Barnes' Notes on the Bible
From the noise of the fear - A cry or shout was made in hunting, designed to arouse the game, and drive it to the pitfall. The image means here that calamities would be multiplied in all the land, and that if the inhabitants endeavored to avoid one danger they would fall into another.
And he that cometh up out of the midst of the pit - A figure taken still from hunting. It was possible that some of the more strong and active of the wild beasts driven into the pitfall would spring out, and attempt to escape, yet they might be secured by snares or gins purposely contrived for such an occurrence. So the prophet says, that though a few might escape the calamities that would at first threaten to overthrow them, yet they would have no security. They would immediately fall into others, and be destroyed.
For the windows on high are open - This is evidently taken from the account of the deluge in Genesis 7:11 : ‘In the six hundredth year of Noah’s life, in the second month, the seventeenth day of the month, the same day were all the fountains of the great deep broken up, and the windows (or flood-gates, Margin) of heaven were opened.’ The word ‘windows’ here (ארבות 'ărubôth) is the same which occurs in Genesis, and properly denotes a grate, a lattice, a window, and then any opening, as a sluice or floodgate, and is applied to a tempest or a deluge, because when the rain descends, it seems like opening sluices or floodgates in the sky. The sense here is, that calamities had come upon the nation resembling the universal deluge.

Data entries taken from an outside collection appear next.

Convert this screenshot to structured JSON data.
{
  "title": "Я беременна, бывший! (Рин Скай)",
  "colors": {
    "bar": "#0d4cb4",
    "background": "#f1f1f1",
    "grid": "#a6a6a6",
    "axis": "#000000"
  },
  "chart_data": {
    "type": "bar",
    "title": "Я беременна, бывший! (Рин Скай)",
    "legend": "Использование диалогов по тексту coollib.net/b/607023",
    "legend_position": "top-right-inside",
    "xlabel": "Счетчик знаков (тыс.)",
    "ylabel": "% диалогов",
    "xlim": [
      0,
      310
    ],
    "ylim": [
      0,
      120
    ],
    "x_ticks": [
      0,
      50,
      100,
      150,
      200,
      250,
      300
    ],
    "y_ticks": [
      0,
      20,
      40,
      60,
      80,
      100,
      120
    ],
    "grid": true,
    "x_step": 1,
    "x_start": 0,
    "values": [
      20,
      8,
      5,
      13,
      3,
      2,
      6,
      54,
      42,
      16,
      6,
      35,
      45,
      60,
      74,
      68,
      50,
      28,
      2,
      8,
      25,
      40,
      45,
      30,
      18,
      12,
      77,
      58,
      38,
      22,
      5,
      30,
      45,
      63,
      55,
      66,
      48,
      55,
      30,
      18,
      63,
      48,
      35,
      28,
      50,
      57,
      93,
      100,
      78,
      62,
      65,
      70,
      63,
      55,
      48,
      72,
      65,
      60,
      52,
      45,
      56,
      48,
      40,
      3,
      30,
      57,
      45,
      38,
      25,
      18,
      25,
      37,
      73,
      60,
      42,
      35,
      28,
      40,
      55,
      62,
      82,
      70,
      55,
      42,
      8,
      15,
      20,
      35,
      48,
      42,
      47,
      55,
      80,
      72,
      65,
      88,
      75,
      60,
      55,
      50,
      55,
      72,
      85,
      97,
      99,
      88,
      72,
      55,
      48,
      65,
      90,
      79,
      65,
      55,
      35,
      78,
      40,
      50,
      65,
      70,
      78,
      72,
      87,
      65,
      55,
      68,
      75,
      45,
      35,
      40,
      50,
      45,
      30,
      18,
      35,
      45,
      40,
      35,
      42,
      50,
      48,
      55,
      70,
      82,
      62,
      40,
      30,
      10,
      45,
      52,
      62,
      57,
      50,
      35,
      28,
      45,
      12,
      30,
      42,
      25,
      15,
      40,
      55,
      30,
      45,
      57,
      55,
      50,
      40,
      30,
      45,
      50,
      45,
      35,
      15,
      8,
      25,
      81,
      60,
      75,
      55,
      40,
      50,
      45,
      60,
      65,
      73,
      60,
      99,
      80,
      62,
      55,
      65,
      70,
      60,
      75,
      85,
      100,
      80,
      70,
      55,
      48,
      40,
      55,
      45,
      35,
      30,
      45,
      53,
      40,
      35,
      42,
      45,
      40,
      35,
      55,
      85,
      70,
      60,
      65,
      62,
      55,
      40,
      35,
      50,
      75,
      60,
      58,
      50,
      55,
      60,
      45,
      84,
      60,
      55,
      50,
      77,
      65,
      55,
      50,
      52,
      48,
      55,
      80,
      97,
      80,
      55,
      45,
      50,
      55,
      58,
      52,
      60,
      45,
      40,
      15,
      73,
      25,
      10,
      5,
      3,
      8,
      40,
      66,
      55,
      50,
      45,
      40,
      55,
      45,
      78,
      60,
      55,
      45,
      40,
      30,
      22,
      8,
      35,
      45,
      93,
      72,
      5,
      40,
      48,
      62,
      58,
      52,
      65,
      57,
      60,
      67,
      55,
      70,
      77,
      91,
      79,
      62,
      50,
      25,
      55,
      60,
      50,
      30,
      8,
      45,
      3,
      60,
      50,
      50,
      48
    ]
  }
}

And the foundations of the earth do shake - An image derived from an earthquake - a figure also denoting far-spreading calamities.
Clarke's Notes on the Bible
Verse Isaiah 24:18. Out of the midst of the pit - "From the pit"] For מתוך mittoch, from the midst of, a MS. reads מן min, from, as it is in Jeremiah 48:44; and so likewise the Septuagint, Syriac, and Vulgate.